According to figures released by the Hong Kong government’s Census and Statistics Department on August 12, the provisional estimate of the Hong Kong population was 7 394 700 at mid-2021, a decrease of 87 100 or 1.2% from 7 481 800 at mid-2020.

During the period, a natural decrease of 11 800 and a net outflow of 75 300 persons were recorded.

On 30 June 2020, the Chinese Communist Party-controlled legislature in Beijing passed by a unanimous vote the NSL for the purpose of “safeguarding national security” and of “preventing, suppressing and imposing punishment for the offences of secession, subversion, organisation and perpetration of terrorist activities, and collusion with a foreign country or with external elements to endanger national security in relation to the Hong Kong Special Administrative Region.”

Amnesty International called the law “dangerously vague and broad” because “virtually anything could be deemed a threat to ‘national security’.”

Since the NSL was enacted, Hong Kong’s freedoms and civil liberties have been rapidly deteriorating. The Law has been used to crack down on pro-democracy politicians, activists, and media organizations.

A recent survey showed that around 21% of Hong Kongers, or around 1.5 million people, plan to leave the city.

Figures released by the government of the United Kingdom in May revealed that it had received 34,300 applications within two months since the introduction of a visa scheme for British National Overseas (BNO) passport holders from Hong Kong.

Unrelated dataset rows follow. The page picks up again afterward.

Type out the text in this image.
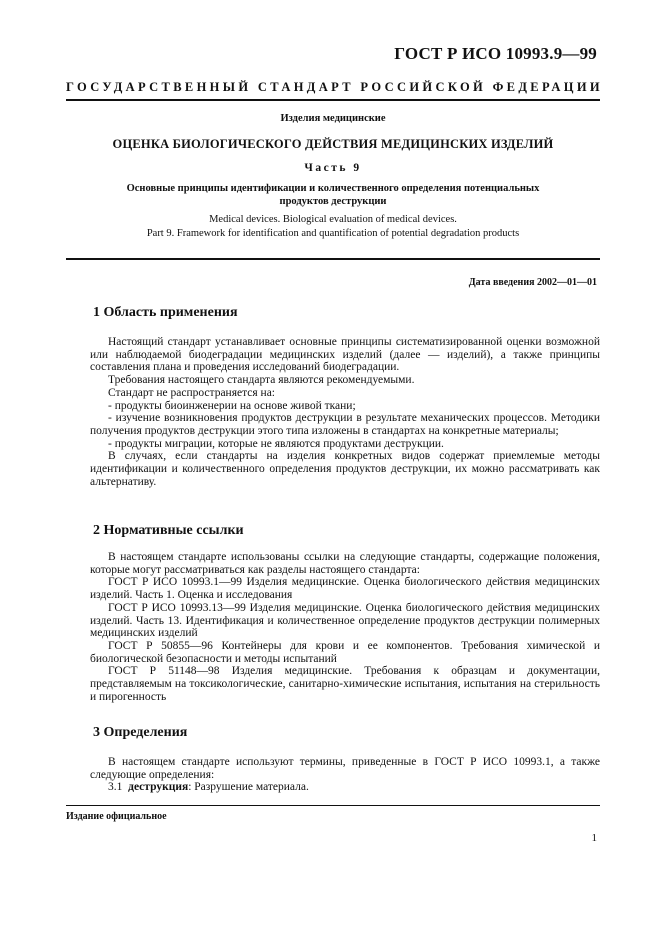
ГОСТ Р ИСО 10993.9—99
ГОСУДАРСТВЕННЫЙ СТАНДАРТ РОССИЙСКОЙ ФЕДЕРАЦИИ
Изделия медицинские
ОЦЕНКА БИОЛОГИЧЕСКОГО ДЕЙСТВИЯ МЕДИЦИНСКИХ ИЗДЕЛИЙ
Часть 9
Основные принципы идентификации и количественного определения потенциальных продуктов деструкции
Medical devices. Biological evaluation of medical devices.
Part 9. Framework for identification and quantification of potential degradation products
Дата введения 2002—01—01
1 Область применения

Настоящий стандарт устанавливает основные принципы систематизированной оценки возможной или наблюдаемой биодеградации медицинских изделий (далее — изделий), а также принципы составления плана и проведения исследований биодеградации.

Требования настоящего стандарта являются рекомендуемыми.

Стандарт не распространяется на:

- продукты биоинженерии на основе живой ткани;

- изучение возникновения продуктов деструкции в результате механических процессов. Методики получения продуктов деструкции этого типа изложены в стандартах на конкретные материалы;

- продукты миграции, которые не являются продуктами деструкции.

В случаях, если стандарты на изделия конкретных видов содержат приемлемые методы идентификации и количественного определения продуктов деструкции, их можно рассматривать как альтернативу.

2 Нормативные ссылки

В настоящем стандарте использованы ссылки на следующие стандарты, содержащие положения, которые могут рассматриваться как разделы настоящего стандарта:

ГОСТ Р ИСО 10993.1—99 Изделия медицинские. Оценка биологического действия медицинских изделий. Часть 1. Оценка и исследования

ГОСТ Р ИСО 10993.13—99 Изделия медицинские. Оценка биологического действия медицинских изделий. Часть 13. Идентификация и количественное определение продуктов деструкции полимерных медицинских изделий

ГОСТ Р 50855—96 Контейнеры для крови и ее компонентов. Требования химической и биологической безопасности и методы испытаний

ГОСТ Р 51148—98 Изделия медицинские. Требования к образцам и документации, представляемым на токсикологические, санитарно-химические испытания, испытания на стерильность и пирогенность

3 Определения

В настоящем стандарте используют термины, приведенные в ГОСТ Р ИСО 10993.1, а также следующие определения:

3.1 деструкция: Разрушение материала.

Издание официальное
1
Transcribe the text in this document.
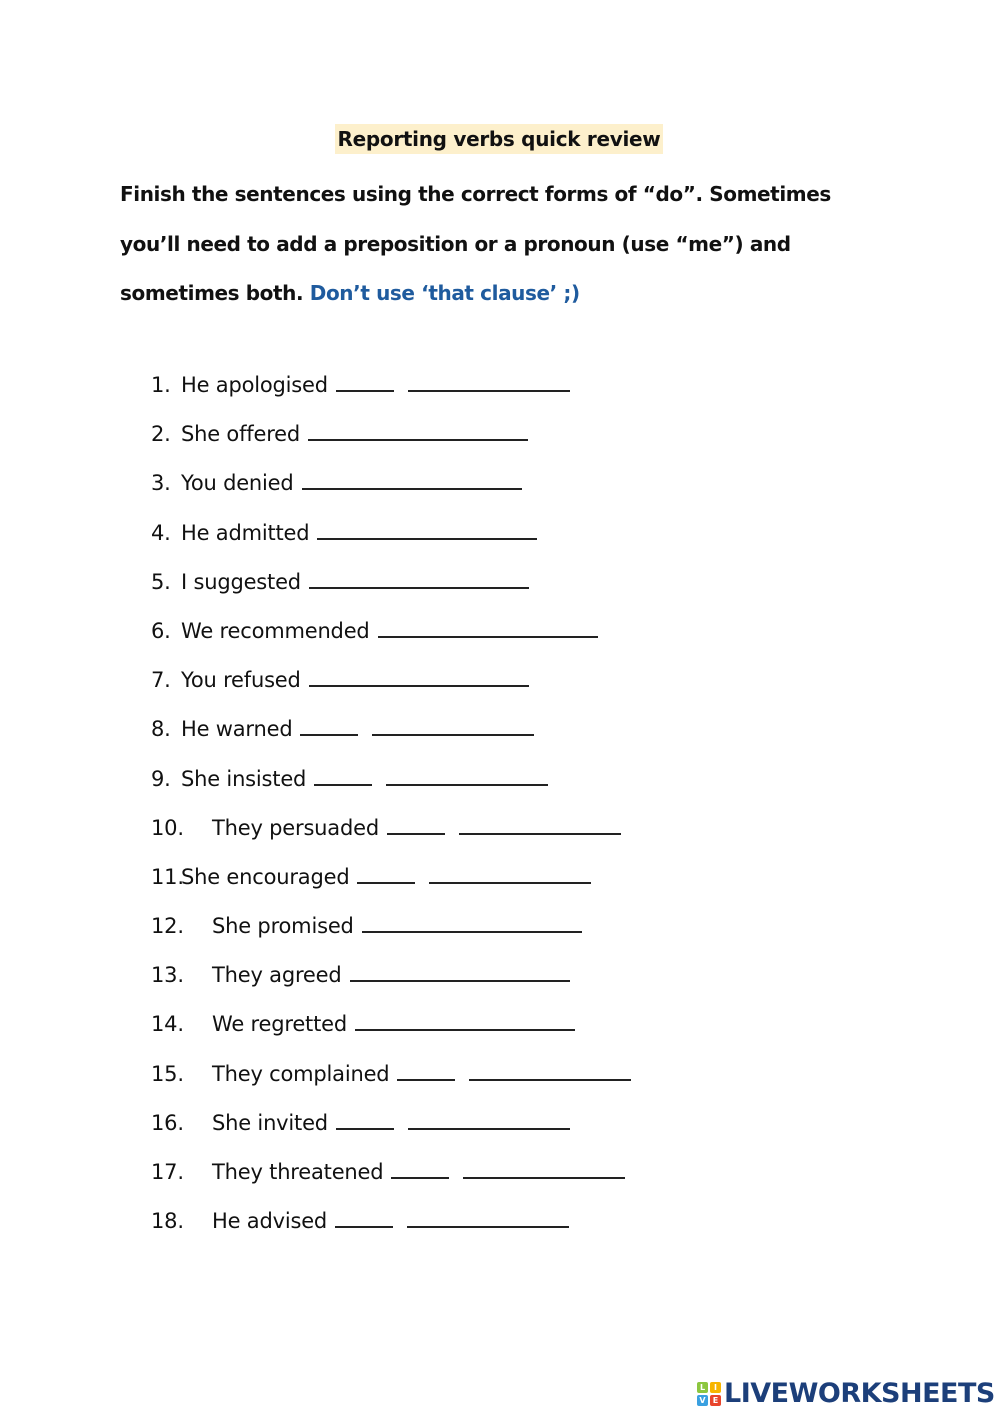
Reporting verbs quick review
Finish the sentences using the correct forms of “do”. Sometimes
you’ll need to add a preposition or a pronoun (use “me”) and
sometimes both. Don’t use ‘that clause’ ;)
1. He apologised
2. She offered
3. You denied
4. He admitted
5. I suggested
6. We recommended
7. You refused
8. He warned
9. She insisted
10.	They persuaded
11.
She encouraged
12.	She promised
13.	They agreed
14.	We regretted
15.	They complained
16.	She invited
17.	They threatened
18.	He advised
L	I
V E LIVEWORKSHEETS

BNO nationality was established in 1985 during the British colonial era. The Home Office assessed that between 500,000 and 1 million Hong Kongers with BNO status could move to the UK over five years.

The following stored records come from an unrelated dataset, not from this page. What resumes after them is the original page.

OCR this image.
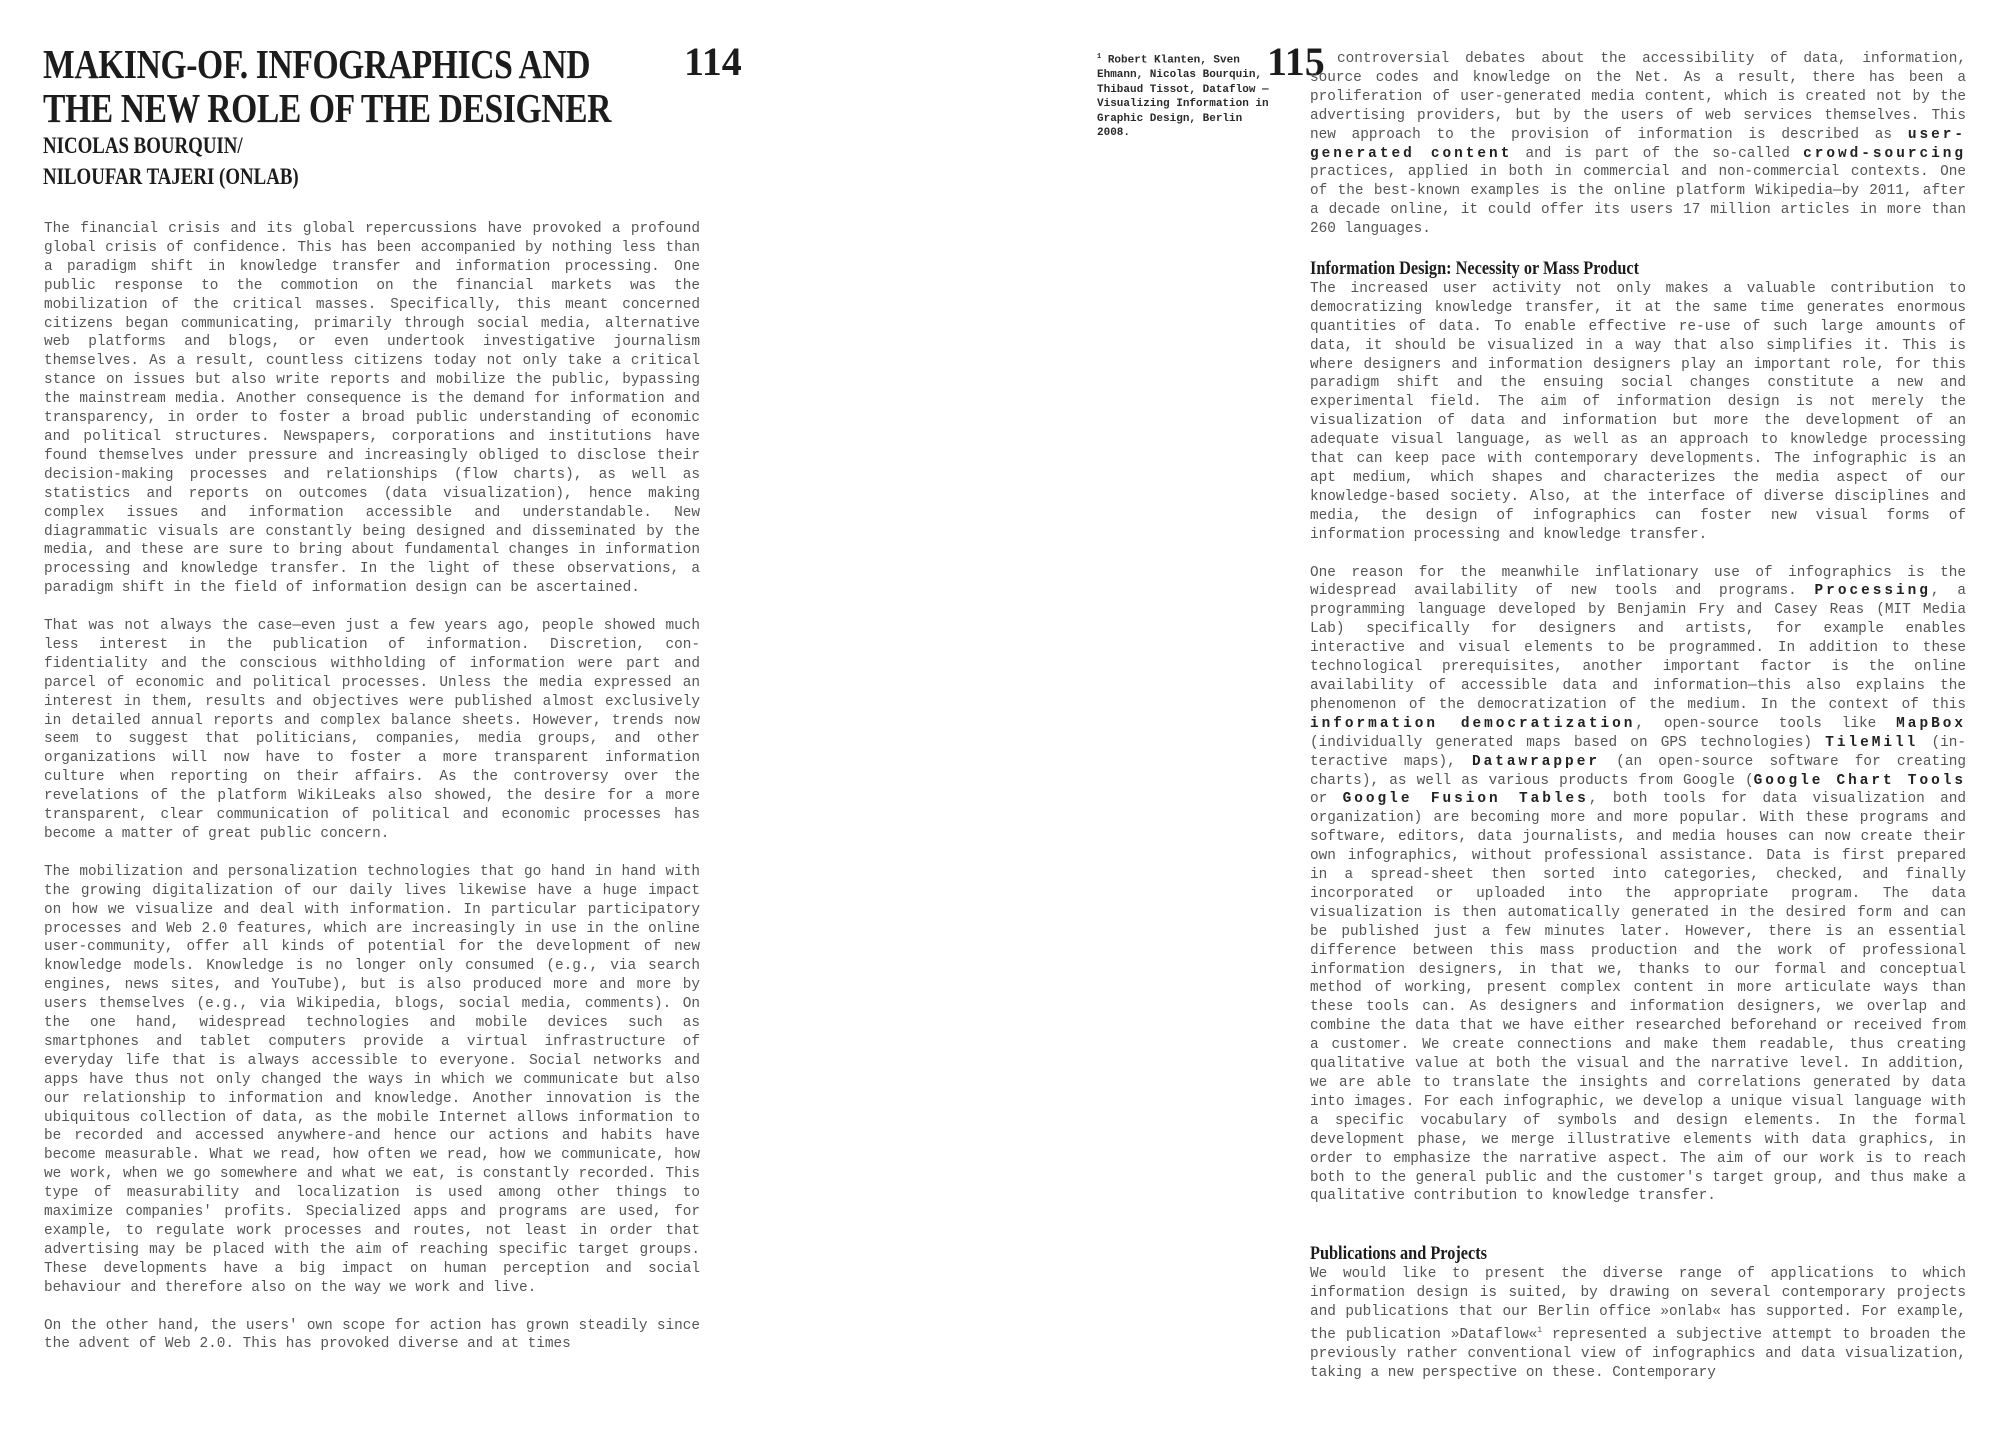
MAKING-OF. INFOGRAPHICS AND
THE NEW ROLE OF THE DESIGNER
114
NICOLAS BOURQUIN/
NILOUFAR TAJERI (ONLAB)

The financial crisis and its global repercussions have provoked a profound global crisis of confidence. This has been accompanied by nothing less than a paradigm shift in knowledge transfer and information processing. One public response to the commotion on the financial markets was the mobilization of the critical masses. Specifically, this meant concerned citizens began communicating, primarily through social media, alternative web platforms and blogs, or even undertook investigative journalism themselves. As a result, countless citizens today not only take a critical stance on issues but also write reports and mobilize the public, bypassing the mainstream media. Another consequence is the demand for information and transparency, in order to foster a broad public understanding of economic and political structures. Newspapers, corporations and institutions have found themselves under pressure and increasingly obliged to disclose their decision-making processes and relationships (flow charts), as well as statistics and reports on outcomes (data visualization), hence making complex issues and information accessible and understandable. New diagrammatic visuals are constantly being designed and disseminated by the media, and these are sure to bring about fundamental changes in information processing and knowledge transfer. In the light of these observations, a paradigm shift in the field of information design can be ascertained.

That was not always the case—even just a few years ago, people showed much less interest in the publication of information. Discretion, confidentiality and the conscious withholding of information were part and parcel of economic and political processes. Unless the media expressed an interest in them, results and objectives were published almost exclusively in detailed annual reports and complex balance sheets. However, trends now seem to suggest that politicians, companies, media groups, and other organizations will now have to foster a more transparent information culture when reporting on their affairs. As the controversy over the revelations of the platform WikiLeaks also showed, the desire for a more transparent, clear communication of political and economic processes has become a matter of great public concern.

The mobilization and personalization technologies that go hand in hand with the growing digitalization of our daily lives likewise have a huge impact on how we visualize and deal with information. In particular participatory processes and Web 2.0 features, which are increasingly in use in the online user-community, offer all kinds of potential for the development of new knowledge models. Knowledge is no longer only consumed (e.g., via search engines, news sites, and YouTube), but is also produced more and more by users themselves (e.g., via Wikipedia, blogs, social media, comments). On the one hand, widespread technologies and mobile devices such as smartphones and tablet computers provide a virtual infrastructure of everyday life that is always accessible to everyone. Social networks and apps have thus not only changed the ways in which we communicate but also our relationship to information and knowledge. Another innovation is the ubiquitous collection of data, as the mobile Internet allows information to be recorded and accessed anywhere-and hence our actions and habits have become measurable. What we read, how often we read, how we communicate, how we work, when we go somewhere and what we eat, is constantly recorded. This type of measurability and localization is used among other things to maximize companies' profits. Specialized apps and programs are used, for example, to regulate work processes and routes, not least in order that advertising may be placed with the aim of reaching specific target groups. These developments have a big impact on human perception and social behaviour and therefore also on the way we work and live.

On the other hand, the users' own scope for action has grown steadily since the advent of Web 2.0. This has provoked diverse and at times

$^1$ Robert Klanten, Sven Ehmann, Nicolas Bourquin, Thibaud Tissot, Dataflow — Visualizing Information in Graphic Design, Berlin 2008.
115 controversial debates about the accessibility of data, information, source codes and knowledge on the Net. As a result, there has been a proliferation of user-generated media content, which is created not by the advertising providers, but by the users of web services themselves. This new approach to the provision of information is described as user-generated content and is part of the so-called crowd-sourcing practices, applied in both in commercial and non-commercial contexts. One of the best-known examples is the online platform Wikipedia—by 2011, after a decade online, it could offer its users 17 million articles in more than 260 languages.

Information Design: Necessity or Mass Product

The increased user activity not only makes a valuable contribution to democratizing knowledge transfer, it at the same time generates enormous quantities of data. To enable effective re-use of such large amounts of data, it should be visualized in a way that also simplifies it. This is where designers and information designers play an important role, for this paradigm shift and the ensuing social changes constitute a new and experimental field. The aim of information design is not merely the visualization of data and information but more the development of an adequate visual language, as well as an approach to knowledge processing that can keep pace with contemporary developments. The infographic is an apt medium, which shapes and characterizes the media aspect of our knowledge-based society. Also, at the interface of diverse disciplines and media, the design of infographics can foster new visual forms of information processing and knowledge transfer.

One reason for the meanwhile inflationary use of infographics is the widespread availability of new tools and programs. Processing, a programming language developed by Benjamin Fry and Casey Reas (MIT Media Lab) specifically for designers and artists, for example enables interactive and visual elements to be programmed. In addition to these technological prerequisites, another important factor is the online availability of accessible data and information—this also explains the phenomenon of the democratization of the medium. In the context of this information democratization, open-source tools like MapBox (individually generated maps based on GPS technologies) TileMill (interactive maps), Datawrapper (an open-source software for creating charts), as well as various products from Google (Google Chart Tools or Google Fusion Tables, both tools for data visualization and organization) are becoming more and more popular. With these programs and software, editors, data journalists, and media houses can now create their own infographics, without professional assistance. Data is first prepared in a spread-sheet then sorted into categories, checked, and finally incorporated or uploaded into the appropriate program. The data visualization is then automatically generated in the desired form and can be published just a few minutes later. However, there is an essential difference between this mass production and the work of professional information designers, in that we, thanks to our formal and conceptual method of working, present complex content in more articulate ways than these tools can. As designers and information designers, we overlap and combine the data that we have either researched beforehand or received from a customer. We create connections and make them readable, thus creating qualitative value at both the visual and the narrative level. In addition, we are able to translate the insights and correlations generated by data into images. For each infographic, we develop a unique visual language with a specific vocabulary of symbols and design elements. In the formal development phase, we merge illustrative elements with data graphics, in order to emphasize the narrative aspect. The aim of our work is to reach both to the general public and the customer's target group, and thus make a qualitative contribution to knowledge transfer.

Publications and Projects

We would like to present the diverse range of applications to which information design is suited, by drawing on several contemporary projects and publications that our Berlin office »onlab« has supported. For example, the publication »Dataflow«$^1$ represented a subjective attempt to broaden the previously rather conventional view of infographics and data visualization, taking a new perspective on these. Contemporary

In July the United States introduced a bill granting refugee visas to Hong Kongers fleeing political persecution.

In 2020, the government of neighbouring Taiwan issued 10,813 residence permits and 1,576 settlement permits to people from Hong Kong.

Among those who moved to Taiwan are bookseller Lam Wing-kee – who was once kidnapped by the Chinese authorities for selling books critical of the Communist Party – , and popular TV and radio host Tsang Chi-ho.